HDN is High Definition News. Every single frame in it is HDTV, all right, but this time that's the problem.
I can't remember who it was, but some newscaster who'd moved from CBS to ABC once complained about how visual the latter network was. "If you said, 'that's water under the bridge,'" he reported, "you'd better have a picture of a bridge with water flowing under it."
TV news concentrates on stories that have pictures. Satellite-gathered news ignores stories on the north sides of mountains (in the northern hemisphere) on account of being unable to see the satellite from there.

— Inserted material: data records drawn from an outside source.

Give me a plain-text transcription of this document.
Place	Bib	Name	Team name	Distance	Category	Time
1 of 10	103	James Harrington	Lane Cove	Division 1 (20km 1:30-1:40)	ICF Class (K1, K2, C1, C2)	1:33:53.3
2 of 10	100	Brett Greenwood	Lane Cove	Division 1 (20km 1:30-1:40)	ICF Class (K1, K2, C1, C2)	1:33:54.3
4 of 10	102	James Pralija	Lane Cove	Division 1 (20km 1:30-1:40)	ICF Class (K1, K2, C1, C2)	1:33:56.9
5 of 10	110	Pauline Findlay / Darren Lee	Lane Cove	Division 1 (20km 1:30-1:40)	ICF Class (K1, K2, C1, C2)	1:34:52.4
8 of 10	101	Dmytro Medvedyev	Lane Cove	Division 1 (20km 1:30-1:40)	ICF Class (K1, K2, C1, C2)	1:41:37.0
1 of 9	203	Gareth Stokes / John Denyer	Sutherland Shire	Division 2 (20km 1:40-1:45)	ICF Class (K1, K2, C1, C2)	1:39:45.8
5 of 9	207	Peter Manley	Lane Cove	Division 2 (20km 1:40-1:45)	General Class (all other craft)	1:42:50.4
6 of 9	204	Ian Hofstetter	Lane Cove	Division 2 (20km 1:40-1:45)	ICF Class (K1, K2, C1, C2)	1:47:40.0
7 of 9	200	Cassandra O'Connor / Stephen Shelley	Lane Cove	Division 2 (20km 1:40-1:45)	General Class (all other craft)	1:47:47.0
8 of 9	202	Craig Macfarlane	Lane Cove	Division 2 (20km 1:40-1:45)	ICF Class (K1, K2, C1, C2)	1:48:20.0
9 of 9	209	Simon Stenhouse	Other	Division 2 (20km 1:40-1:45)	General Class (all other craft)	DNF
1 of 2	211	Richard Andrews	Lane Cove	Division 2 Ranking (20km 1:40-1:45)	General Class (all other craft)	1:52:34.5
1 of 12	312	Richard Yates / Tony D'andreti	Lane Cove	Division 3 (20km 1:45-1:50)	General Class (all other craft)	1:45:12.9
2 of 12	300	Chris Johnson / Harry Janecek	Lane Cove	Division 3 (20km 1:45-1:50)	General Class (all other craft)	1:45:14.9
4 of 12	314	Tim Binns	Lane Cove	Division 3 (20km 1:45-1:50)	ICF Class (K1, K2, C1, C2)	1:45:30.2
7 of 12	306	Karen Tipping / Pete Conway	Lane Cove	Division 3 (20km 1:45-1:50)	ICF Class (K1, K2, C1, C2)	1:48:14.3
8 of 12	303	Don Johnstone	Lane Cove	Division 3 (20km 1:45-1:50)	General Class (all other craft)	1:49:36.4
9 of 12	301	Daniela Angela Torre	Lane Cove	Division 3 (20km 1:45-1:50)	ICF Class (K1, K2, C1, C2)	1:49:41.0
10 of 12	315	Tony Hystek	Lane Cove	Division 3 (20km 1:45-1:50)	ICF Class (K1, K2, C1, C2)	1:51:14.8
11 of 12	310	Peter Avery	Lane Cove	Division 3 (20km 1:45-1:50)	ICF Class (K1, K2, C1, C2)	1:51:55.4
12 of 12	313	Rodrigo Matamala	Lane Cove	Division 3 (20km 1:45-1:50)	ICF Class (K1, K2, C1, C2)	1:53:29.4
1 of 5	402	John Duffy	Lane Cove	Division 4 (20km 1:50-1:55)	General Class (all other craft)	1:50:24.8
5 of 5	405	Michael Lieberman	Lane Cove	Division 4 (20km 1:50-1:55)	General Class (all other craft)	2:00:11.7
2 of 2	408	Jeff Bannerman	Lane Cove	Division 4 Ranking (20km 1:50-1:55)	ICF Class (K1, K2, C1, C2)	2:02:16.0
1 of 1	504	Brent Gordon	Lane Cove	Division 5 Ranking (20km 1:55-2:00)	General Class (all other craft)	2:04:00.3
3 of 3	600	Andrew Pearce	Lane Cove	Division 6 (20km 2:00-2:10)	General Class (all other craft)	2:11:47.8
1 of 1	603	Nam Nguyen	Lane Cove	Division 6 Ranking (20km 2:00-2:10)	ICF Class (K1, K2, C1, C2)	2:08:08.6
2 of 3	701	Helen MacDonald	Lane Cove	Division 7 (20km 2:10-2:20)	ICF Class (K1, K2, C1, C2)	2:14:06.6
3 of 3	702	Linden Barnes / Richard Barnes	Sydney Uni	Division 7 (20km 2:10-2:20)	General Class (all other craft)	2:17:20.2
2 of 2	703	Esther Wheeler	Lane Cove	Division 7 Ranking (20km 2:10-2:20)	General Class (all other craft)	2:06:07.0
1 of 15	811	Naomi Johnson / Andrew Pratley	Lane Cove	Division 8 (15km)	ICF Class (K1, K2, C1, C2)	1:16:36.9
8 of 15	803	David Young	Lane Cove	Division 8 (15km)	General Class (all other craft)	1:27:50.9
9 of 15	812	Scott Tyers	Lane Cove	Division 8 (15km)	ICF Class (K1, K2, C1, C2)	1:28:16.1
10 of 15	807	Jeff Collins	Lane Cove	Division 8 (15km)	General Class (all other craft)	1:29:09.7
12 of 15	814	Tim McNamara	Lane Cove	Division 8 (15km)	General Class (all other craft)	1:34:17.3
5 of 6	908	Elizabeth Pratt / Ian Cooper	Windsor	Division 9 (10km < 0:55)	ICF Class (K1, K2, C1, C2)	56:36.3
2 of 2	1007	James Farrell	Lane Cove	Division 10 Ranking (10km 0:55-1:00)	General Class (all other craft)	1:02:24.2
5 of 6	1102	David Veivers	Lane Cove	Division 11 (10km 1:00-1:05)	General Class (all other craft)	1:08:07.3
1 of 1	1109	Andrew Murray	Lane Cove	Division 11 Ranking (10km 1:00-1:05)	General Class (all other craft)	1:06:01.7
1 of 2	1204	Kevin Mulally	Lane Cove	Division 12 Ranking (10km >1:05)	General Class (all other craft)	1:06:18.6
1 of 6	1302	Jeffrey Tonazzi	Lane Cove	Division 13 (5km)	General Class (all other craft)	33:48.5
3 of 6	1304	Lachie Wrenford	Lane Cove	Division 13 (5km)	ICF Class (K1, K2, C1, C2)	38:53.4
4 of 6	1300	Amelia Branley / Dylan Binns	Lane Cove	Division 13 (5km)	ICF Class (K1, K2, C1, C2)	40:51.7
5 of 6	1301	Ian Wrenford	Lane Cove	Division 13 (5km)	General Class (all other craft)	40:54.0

Voom's HDN carries only stories shot in HD. So, on a day recently when stories like the war in Iraq, the U.S. presidential election and the conflict in Haiti were dominating other news sources, HDN's top story was that non-Chinese businesses, like McDonald's, were showing up in New York's Chinatown. Methinks it took up about half the newscast. The weather reports for Africa and Central Asia took up another good chunk (the maps were gloriously HD sharp). No Iraq. No Haiti. No election.
HDN is definitely HD. It just ain't particularly news.
Then there's the story of another recent HD-related start-up, USDTV. The home page of its Web site says, "USDTV is simply the most affordable way to view HDTV."
I'll sort of buy that (in a linguistic sense; I'm pretty tapped out otherwise). To watch HDTV, you need an off-air receiver, an HD cable box or an HD satellite box. Time Warner Cable charges zilch extra for its HD cable boxes, but its monthly fee for service that includes HD ain't lower than USDTV's $19.95, and the other cable ops charge even more.
Voom goes for twice as much per month as USDTV (now that it's charging), and the other satellite folks can't beat them either. And USDTV charges just $99.95 for it's off-air HD receiver-installed; methinks not even the computer-card folks charge that little. So I'll sort of buy their cheapness argument-for a few more months anyhow. 
On July 1, the beginning of the digital "tuner" mandate kicks in. That's supposed to mean that, when you buy an HDTV display, you get an off-air digital receiver included free. Free is cheaper than $99.99. And free offers exactly the same amount of HD as USDTV's $19.95 a month. But there's more.
USDTV says its total first-year cost is $339.35-equipment and service. That compares favorably on its Web site with what they say Comcast ($699.48), DirecTV ($866.88) and DISH ($769.80) would charge. They don't figure on stuff like Gateway's free receiver offers, but methinks they might still be cheaper.
But the monthly service (aside from helping to subsidize the cost of the receiver) delivers zero HDTV. All the HD that USDTV "carries" is the HD that's already available for free from broadcasters. This is listed by USDTV as "All local HD channels, plus HDTV for all the best programs & big TV events on the broadcast networks."
I like that "plus." It's not just broadcast HDTV but also broadcast network HDTV shows. Uh-huh.
Anyhow, methinks you might be able to buy an off-air HD receiver (definitely at least a computer card) for less than $339.35. And you get exactly the same amount of HD.
The really scary thing is that USDTV might actually be preventing viewers from getting all the HDTV they otherwise would. It all has to do with what you do get for the $19.95 a month -- 10 standard-def cable-ish channels: Discovery, Disney, ESPN and other stuff like that there. USDTV gets local broadcasters to carry those channels as conditional-access multicasts.
In USDTV's first market, Salt Lake City, the local UPN affiliate, KJZZ, carries four of those cable-ish channels, including both ESPN and ESPN2. That means USDTV has contracted for a big chunk of data rate on KJZZ. That means KJZZ can't carry HDTV programming, which UPN started to offer last season. So maybe you don't really get "all" the best programs on the broadcast networks. Or maybe USDTV doesn't consider UPN's HD offerings to be in the "best" category.